# Moschino Cheap and Chic-I Love Love



## baby_love (Nov 26, 2006)

This is my favorite scent EVER.  I love the Original Moschino Cheap and chic too!  the second one is so so.  but this one is just....orgasmic.  haha, does anyone else think this smells absolutely AMAZING!  I'm not sure on how popular it is, and I'm curious.

btw, it's the one with the bottle that looks like a toy....haha I can't describe it, but I think you know what I'm talking about.


----------



## mskitchmas (Nov 26, 2006)

i love it too! (i love love) i get compliments on it all the time. i've got a back-up bottle just in case. it's my fav, i wear it almost everyday.


----------



## Katja (Dec 8, 2006)

*I smelled this one at Nordstrom a month or so ago.  It's def. a citrusy type scent, very similar to D&G's Light Blue.  Actually, if you want a less expensive version of Light Blue, I would recommend this exact scent.  I'm sure they dry down differently, but you might want to consider it if you're on a budget.  It's really fresh. *


----------



## DOLLface (Dec 24, 2006)

This is my favorite perfume. My mom and best friend have fallen in love with it recently, too.


----------



## Moppit (Dec 24, 2006)

It is my favourite too.  I smelled D&G when making my decision but it was too light for me.


----------



## meagannn (Jan 27, 2007)

this is one of my very favorite fragrances! It is so different from anything I have ever smelled.

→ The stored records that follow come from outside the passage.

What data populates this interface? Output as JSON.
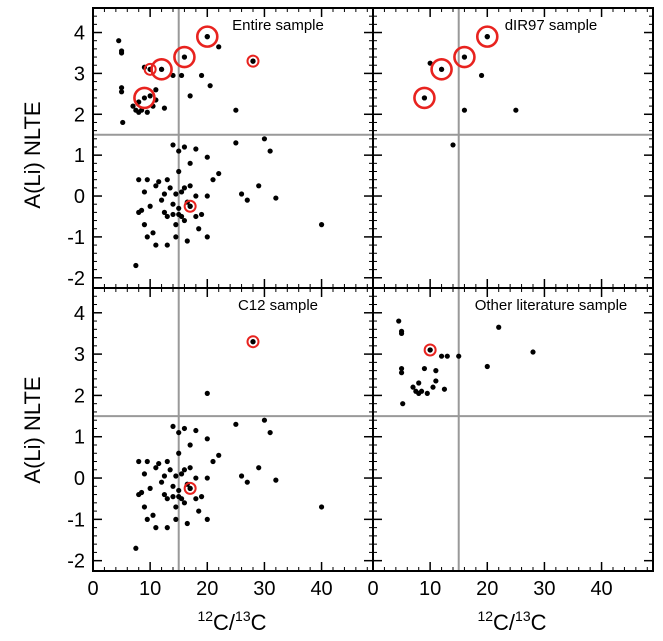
{
  "figure": {
    "ylabel": "A(Li) NLTE",
    "xlabel_prefix_sup": "12",
    "xlabel_mid": "C/",
    "xlabel_sup2": "13",
    "xlabel_suffix": "C",
    "xticks": [
      "0",
      "10",
      "20",
      "30",
      "40"
    ],
    "yticks": [
      "-2",
      "-1",
      "0",
      "1",
      "2",
      "3",
      "4"
    ]
  },
  "chart_data": [
    {
      "type": "scatter",
      "title": "Entire sample",
      "xlim": [
        0,
        49
      ],
      "ylim": [
        -2.25,
        4.6
      ],
      "reference_lines": {
        "x": 15,
        "y": 1.5
      },
      "points": [
        [
          4.5,
          3.8
        ],
        [
          5,
          3.55
        ],
        [
          5,
          3.5
        ],
        [
          5,
          2.65
        ],
        [
          5,
          2.55
        ],
        [
          5.2,
          1.8
        ],
        [
          7,
          2.2
        ],
        [
          7.5,
          2.1
        ],
        [
          8,
          2.05
        ],
        [
          8,
          2.3
        ],
        [
          8.5,
          2.1
        ],
        [
          9,
          3.15
        ],
        [
          9.5,
          2.05
        ],
        [
          10,
          3.1
        ],
        [
          10.5,
          2.2
        ],
        [
          11,
          2.35
        ],
        [
          11,
          2.6
        ],
        [
          12,
          3.1
        ],
        [
          12.5,
          2.15
        ],
        [
          14,
          2.95
        ],
        [
          15.5,
          2.95
        ],
        [
          16,
          3.4
        ],
        [
          17,
          2.45
        ],
        [
          19,
          2.95
        ],
        [
          20,
          3.9
        ],
        [
          20.5,
          2.7
        ],
        [
          22,
          3.65
        ],
        [
          25,
          2.1
        ],
        [
          28,
          3.3
        ],
        [
          10,
          2.45
        ],
        [
          14,
          1.25
        ],
        [
          15,
          1.1
        ],
        [
          16,
          1.2
        ],
        [
          15,
          0.6
        ],
        [
          18,
          1.15
        ],
        [
          17,
          0.8
        ],
        [
          20,
          0.95
        ],
        [
          21,
          0.4
        ],
        [
          22,
          0.55
        ],
        [
          25,
          1.3
        ],
        [
          26,
          0.05
        ],
        [
          27,
          -0.1
        ],
        [
          29,
          0.25
        ],
        [
          30,
          1.4
        ],
        [
          31,
          1.1
        ],
        [
          32,
          -0.05
        ],
        [
          40,
          -0.7
        ],
        [
          7.5,
          -1.7
        ],
        [
          8,
          0.4
        ],
        [
          8,
          -0.4
        ],
        [
          8.5,
          -0.35
        ],
        [
          9,
          -0.7
        ],
        [
          9,
          0.1
        ],
        [
          9.5,
          -1.0
        ],
        [
          9.5,
          0.4
        ],
        [
          10,
          -0.25
        ],
        [
          10.5,
          -0.9
        ],
        [
          11,
          -1.2
        ],
        [
          11,
          0.25
        ],
        [
          11.5,
          0.35
        ],
        [
          12,
          -0.1
        ],
        [
          12.5,
          -0.4
        ],
        [
          12.5,
          0.05
        ],
        [
          13,
          -0.5
        ],
        [
          13,
          0.4
        ],
        [
          13,
          -1.2
        ],
        [
          13.5,
          0.2
        ],
        [
          14,
          -0.45
        ],
        [
          14,
          -0.2
        ],
        [
          14.5,
          0.05
        ],
        [
          14.5,
          -0.7
        ],
        [
          14.5,
          -1.0
        ],
        [
          15,
          -0.3
        ],
        [
          15,
          -0.45
        ],
        [
          15.5,
          0.1
        ],
        [
          15.5,
          -0.5
        ],
        [
          16,
          0.2
        ],
        [
          16,
          -0.6
        ],
        [
          16.5,
          -0.15
        ],
        [
          16.5,
          -1.1
        ],
        [
          17,
          -0.25
        ],
        [
          17,
          0.25
        ],
        [
          18,
          0.0
        ],
        [
          18,
          -0.5
        ],
        [
          18.5,
          -0.8
        ],
        [
          19,
          -0.45
        ],
        [
          20,
          0.0
        ],
        [
          20,
          -1.0
        ]
      ],
      "highlighted": [
        {
          "x": 9,
          "y": 2.4,
          "size": "large"
        },
        {
          "x": 10,
          "y": 3.1,
          "size": "small"
        },
        {
          "x": 12,
          "y": 3.1,
          "size": "large"
        },
        {
          "x": 16,
          "y": 3.4,
          "size": "large"
        },
        {
          "x": 20,
          "y": 3.9,
          "size": "large"
        },
        {
          "x": 28,
          "y": 3.3,
          "size": "small"
        },
        {
          "x": 17,
          "y": -0.25,
          "size": "small"
        }
      ]
    },
    {
      "type": "scatter",
      "title": "dIR97 sample",
      "xlim": [
        0,
        49
      ],
      "ylim": [
        -2.25,
        4.6
      ],
      "reference_lines": {
        "x": 15,
        "y": 1.5
      },
      "points": [
        [
          9,
          2.4
        ],
        [
          10,
          3.25
        ],
        [
          12,
          3.1
        ],
        [
          16,
          3.4
        ],
        [
          16,
          2.1
        ],
        [
          19,
          2.95
        ],
        [
          20,
          3.9
        ],
        [
          25,
          2.1
        ],
        [
          14,
          1.25
        ]
      ],
      "highlighted": [
        {
          "x": 9,
          "y": 2.4,
          "size": "large"
        },
        {
          "x": 12,
          "y": 3.1,
          "size": "large"
        },
        {
          "x": 16,
          "y": 3.4,
          "size": "large"
        },
        {
          "x": 20,
          "y": 3.9,
          "size": "large"
        }
      ]
    },
    {
      "type": "scatter",
      "title": "C12 sample",
      "xlim": [
        0,
        49
      ],
      "ylim": [
        -2.25,
        4.6
      ],
      "reference_lines": {
        "x": 15,
        "y": 1.5
      },
      "points": [
        [
          28,
          3.3
        ],
        [
          20,
          2.05
        ],
        [
          14,
          1.25
        ],
        [
          15,
          1.1
        ],
        [
          16,
          1.2
        ],
        [
          15,
          0.6
        ],
        [
          18,
          1.15
        ],
        [
          17,
          0.8
        ],
        [
          20,
          0.95
        ],
        [
          21,
          0.4
        ],
        [
          22,
          0.55
        ],
        [
          25,
          1.3
        ],
        [
          26,
          0.05
        ],
        [
          27,
          -0.1
        ],
        [
          29,
          0.25
        ],
        [
          30,
          1.4
        ],
        [
          31,
          1.1
        ],
        [
          32,
          -0.05
        ],
        [
          40,
          -0.7
        ],
        [
          7.5,
          -1.7
        ],
        [
          8,
          0.4
        ],
        [
          8,
          -0.4
        ],
        [
          8.5,
          -0.35
        ],
        [
          9,
          -0.7
        ],
        [
          9,
          0.1
        ],
        [
          9.5,
          -1.0
        ],
        [
          9.5,
          0.4
        ],
        [
          10,
          -0.25
        ],
        [
          10.5,
          -0.9
        ],
        [
          11,
          -1.2
        ],
        [
          11,
          0.25
        ],
        [
          11.5,
          0.35
        ],
        [
          12,
          -0.1
        ],
        [
          12.5,
          -0.4
        ],
        [
          12.5,
          0.05
        ],
        [
          13,
          -0.5
        ],
        [
          13,
          0.4
        ],
        [
          13,
          -1.2
        ],
        [
          13.5,
          0.2
        ],
        [
          14,
          -0.45
        ],
        [
          14,
          -0.2
        ],
        [
          14.5,
          0.05
        ],
        [
          14.5,
          -0.7
        ],
        [
          14.5,
          -1.0
        ],
        [
          15,
          -0.3
        ],
        [
          15,
          -0.45
        ],
        [
          15.5,
          0.1
        ],
        [
          15.5,
          -0.5
        ],
        [
          16,
          0.2
        ],
        [
          16,
          -0.6
        ],
        [
          16.5,
          -0.15
        ],
        [
          16.5,
          -1.1
        ],
        [
          17,
          -0.25
        ],
        [
          17,
          0.25
        ],
        [
          18,
          0.0
        ],
        [
          18,
          -0.5
        ],
        [
          18.5,
          -0.8
        ],
        [
          19,
          -0.45
        ],
        [
          20,
          0.0
        ],
        [
          20,
          -1.0
        ]
      ],
      "highlighted": [
        {
          "x": 28,
          "y": 3.3,
          "size": "small"
        },
        {
          "x": 17,
          "y": -0.25,
          "size": "small"
        }
      ]
    },
    {
      "type": "scatter",
      "title": "Other literature sample",
      "xlim": [
        0,
        49
      ],
      "ylim": [
        -2.25,
        4.6
      ],
      "reference_lines": {
        "x": 15,
        "y": 1.5
      },
      "points": [
        [
          4.5,
          3.8
        ],
        [
          5,
          3.55
        ],
        [
          5,
          3.5
        ],
        [
          5,
          2.65
        ],
        [
          5,
          2.55
        ],
        [
          5.2,
          1.8
        ],
        [
          7,
          2.2
        ],
        [
          7.5,
          2.1
        ],
        [
          8,
          2.05
        ],
        [
          8,
          2.3
        ],
        [
          8.5,
          2.1
        ],
        [
          9,
          2.65
        ],
        [
          9.5,
          2.05
        ],
        [
          10,
          3.1
        ],
        [
          10.5,
          2.2
        ],
        [
          11,
          2.35
        ],
        [
          11,
          2.6
        ],
        [
          12,
          2.95
        ],
        [
          12.5,
          2.15
        ],
        [
          13,
          2.95
        ],
        [
          15,
          2.95
        ],
        [
          20,
          2.7
        ],
        [
          22,
          3.65
        ],
        [
          28,
          3.05
        ]
      ],
      "highlighted": [
        {
          "x": 10,
          "y": 3.1,
          "size": "small"
        }
      ]
    }
  ],
  "colors": {
    "highlight": "#e8231f",
    "points": "#000000",
    "reference": "#999999"
  }
}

Except for Light Blue, but as someone said earlier, the drydowns are different. my roomate wears Light Blue, and the first week I was living here i walked through the hallway and smelled it and thought 'Oh my God, shes already going through my stash!'
then she walked by and I smelled it on her, and she had the d&g bottle in her hand-- the smell was just slightly different, and I can't pinpoint it!

but I LOVE *I LOVE LOVE*


----------



## Holly (Jan 27, 2007)

I love it too! I got it for free at my store, because we sold out of it, and we only had the tester left, and since it was something we would only get once, they decided it could go to me 
	

	
	
		
		

		
		
	


	




 It's a totally different smell, I looove i love love!


----------



## liv (Jan 27, 2007)

It is sort of like Light Blue, but it's more citrusy, so I like Light Blue better.  The bottle is so cute, if its the one I am thinking of, where it looks like Olive Oyl?


----------